Doctor of Philosophy (PhD)

Major/Program

Spanish

First Advisor's Name

Asunción Gómez

First Advisor's Committee Title

Committee chair

Second Advisor's Name

Santiago López-Ríos

Second Advisor's Committee Title

Committee member

Third Advisor's Name

Ricardo Castells

Third Advisor's Committee Title

Committee member

Fourth Advisor's Name

Santiago Juan-Navarro

Fourth Advisor's Committee Title

Committee member

Fifth Advisor's Name

Aurora Morcillo-Gómez

Fifth Advisor's Committee Title

Committee member

Keywords

Spanish Civil War, exile, identity, second generation

Date of Defense

3-29-2019

Abstract

The victory of the dictator Francisco Franco, after the Spanish Civil War (1936- 1939), resulted in the political repression of thousands of citizens who had been loyal to the Republican government, and the exile of more than 200,000 civilians. The studies of Spanish Civil war exile literature have paid more attention to the first generation of exiled writers. However, the purpose of this dissertation is to study the construction of the self in the autobiographical and auto-fictional works written by the second generation. These authors -- born between 1920 and 1938-- left Spain as children and reached adulthood in different host countries; therefore, they have in common a “nomadic” identity, which was mainly shaped in the exile.

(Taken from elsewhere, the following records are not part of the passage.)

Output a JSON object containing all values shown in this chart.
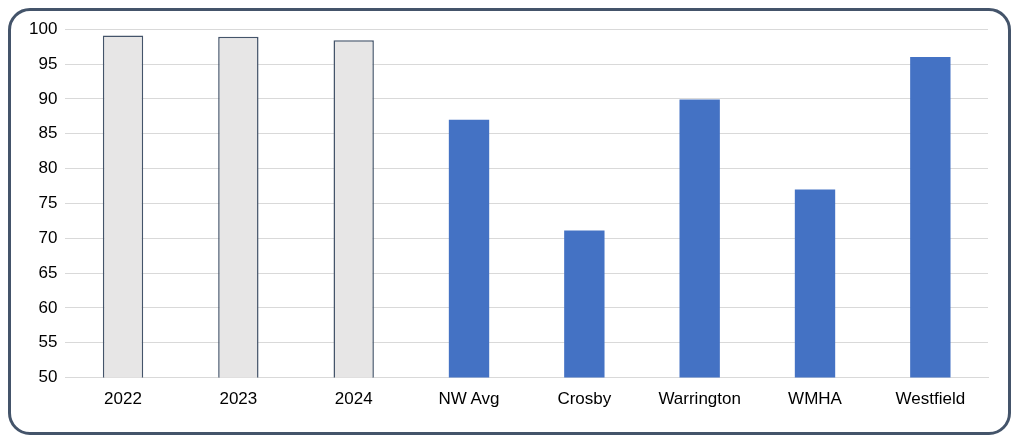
{
  "chart_data": {
    "type": "bar",
    "categories": [
      "2022",
      "2023",
      "2024",
      "NW Avg",
      "Crosby",
      "Warrington",
      "WMHA",
      "Westfield"
    ],
    "values": [
      99.1,
      98.9,
      98.4,
      87,
      71.1,
      89.9,
      77,
      96
    ],
    "colors": [
      "#e7e6e6",
      "#e7e6e6",
      "#e7e6e6",
      "#4472c4",
      "#4472c4",
      "#4472c4",
      "#4472c4",
      "#4472c4"
    ],
    "ylim": [
      50,
      100
    ],
    "yticks": [
      50,
      55,
      60,
      65,
      70,
      75,
      80,
      85,
      90,
      95,
      100
    ],
    "grid": "y",
    "legend": false
  }
}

This study explores the relationship between nation, space, time, language, and culture in the autobiographical narratives of the second generation of Spanish Civil War exiled writers. It focuses on several elements that are intertwined throughout their work: (1) the cultural negotiation that these writers establish when they are forced to confront two national identities, that of the country of origin and that of the host country; (2) the

temporal dialectic established between the past (in Spain) and the present of their own lives; (3) the capacity of language to apprehend the past through memory; (4) the narrative strategies that these writers develop in response to the interstitial situation of exile; (5) the dynamics played out in relation to language and culture (these narratives become the sites of intersection between the native and the acquired language, between the self and the other); (6) the importance of memory, forgetfulness, and trauma in the representation of the self in relation to individual and national identity.

Finally, I point out new areas of research and reflect on how the individual autobiographical accounts under study contribute to create a collective history and how through them we can rethink the political and social narratives of the Spanish Civil War.